# Von AHCI auf RAID wechseln ohne Neuinstallation



## tommy-n (2. März 2008)

Hallo zusammen,

ich stehe hier gerade vor einem kleinen Problem und mir sind irgendwie die Ideen ausgegangen .

Und zwar geht es um den PC aus meiner Signatur. Ich habe also eine ICH8R Southbridge, an der bisher eine einzelne Festplatte im AHCI Modus gearbeitet hat. Nun habe ich vier zusätzliche Festplatten eingebaut, welche ich gerne für Backups und wichtige Daten verwenden möchte und welche dafür im Raid 5 betrieben werden sollen. Also die ICH8R unterstützt Raid 5 mit vier Festplatten, allerdings bekomme ich es nicht zum laufen.

Zuerst habe ich im Windows einfach nur den Intel Matrix Storage Manager installiert, allerdings lässt dieser mich keine Raid-Arrays anlegen. Problem ist da wie ich mal annehme das als Treiber ein SATA AHCI Treiber installiert ist und ich allerdings einen SATA RAID Treiber brauche. Mein erster Versuch war diese manuell zu erzwingen, aber irgendwie sind alle Treiber von Intel die ich auswählen kann SATA AHCI Treiber (die RAID Treiber scheinen ausgeblendet zu sein, obwohl ich auch nicht kompatible Treiber anzeigen lasse).

Danach habe ich versucht den Standard Treiber zu installieren, allerdings ist Windows danach weder hochgefahren wenn ich die ICH8R im AHCI noch im RAID Modus betrieben habe und genausowenig fährt es hoch wenn der AHCI Treiber installiert ist und ich die Southbridge im RAID Modus betreibe. Aber das war ja zu erwarten.

Hat also irgendjemand einen Tipp für mich, wie ich nachträglich auf Raid wechseln kann, wenn ich das Betriebssystem als AHCI installiert habe? Habe keinerlei Lust auf eine Neuinstallation.


----------



## Wannseesprinter (22. Juni 2008)

Tommy-n,

ich habe dieses Thema nochmal von unten aufgewühlt, da ich aktuell auch in einer AHCI-Krise stecke.
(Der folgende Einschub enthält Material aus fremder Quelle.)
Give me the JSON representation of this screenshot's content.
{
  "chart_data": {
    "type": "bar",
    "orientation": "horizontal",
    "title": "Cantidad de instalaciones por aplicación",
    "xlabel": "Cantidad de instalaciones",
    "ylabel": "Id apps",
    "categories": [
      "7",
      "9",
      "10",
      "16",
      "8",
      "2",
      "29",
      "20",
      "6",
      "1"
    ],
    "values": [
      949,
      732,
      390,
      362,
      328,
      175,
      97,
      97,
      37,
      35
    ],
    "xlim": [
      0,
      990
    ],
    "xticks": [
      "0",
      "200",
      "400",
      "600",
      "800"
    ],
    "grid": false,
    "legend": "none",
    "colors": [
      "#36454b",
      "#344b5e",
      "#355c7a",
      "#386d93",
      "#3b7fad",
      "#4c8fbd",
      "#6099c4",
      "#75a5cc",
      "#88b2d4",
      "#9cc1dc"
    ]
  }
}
Solltest du noch nicht fündig geworden sein, schau mal *hier* nach, Tommy-n.

Bei mir sitzt der ICH9-Controller auf meinem P35-DS4. Allerdings knabber ich auch an dem Problem. Wie *hier* beschrieben habe ich alles gemacht, nur leider verweigert Windows das komplett und schmeißt mich auf einen Bluescreen.

Selbst die dazugehörige Registry habe ich hier und da mal geändert, mal gelöscht und neu installiert. Muss wirklich ein komplett neues XP her? Die dazugehörige Arbeit verursacht bei mir jetzt schon Sodbrennen.
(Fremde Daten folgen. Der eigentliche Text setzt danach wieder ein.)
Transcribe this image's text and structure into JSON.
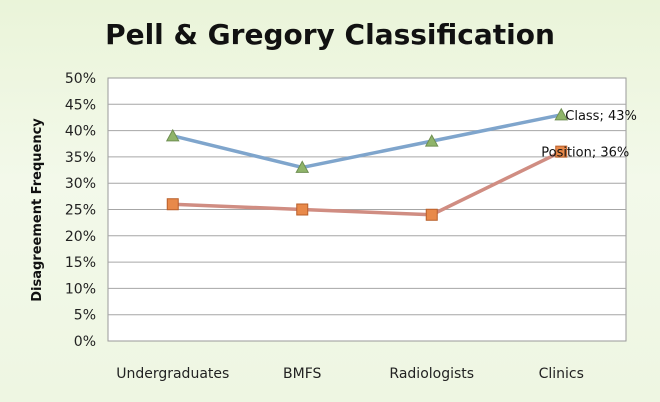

Danke im Voraus für die helfenden Beiträge.


----------



## vogelscheuche (18. August 2008)

Das Problem sollte an deinem Eintrag in der Windowsstartdatei Boot.ini liegen. Zunächst würde ich den Raidtreiber ins Windows integrieren. Anschließend im Bios auf Raid umstellen. Nun kannst du dein Raid über das Raidbios einrichten. Anschließend solltest du noch die Festplatte im Bios als erste Bootplatte wählen, die auch vorher die erste Bootplatte war, damit der Starteintrag in der Boot.ini noch stimmt. Stimmt der Pfad in der Boot.ini nicht mit dem tatsächlichen Windowspfad überein so quittiert windows dies mit einem Bluescreen beim starten. Solltest du es nicht hinbekommen die Pfade im Bios so zu wählen, wie in der Boot.ini angegeben oder umgekehrt in der Boot.ini wie im Bios gewählt, so bleibt dir wohl nur noch die Reparaturinstallation.


----------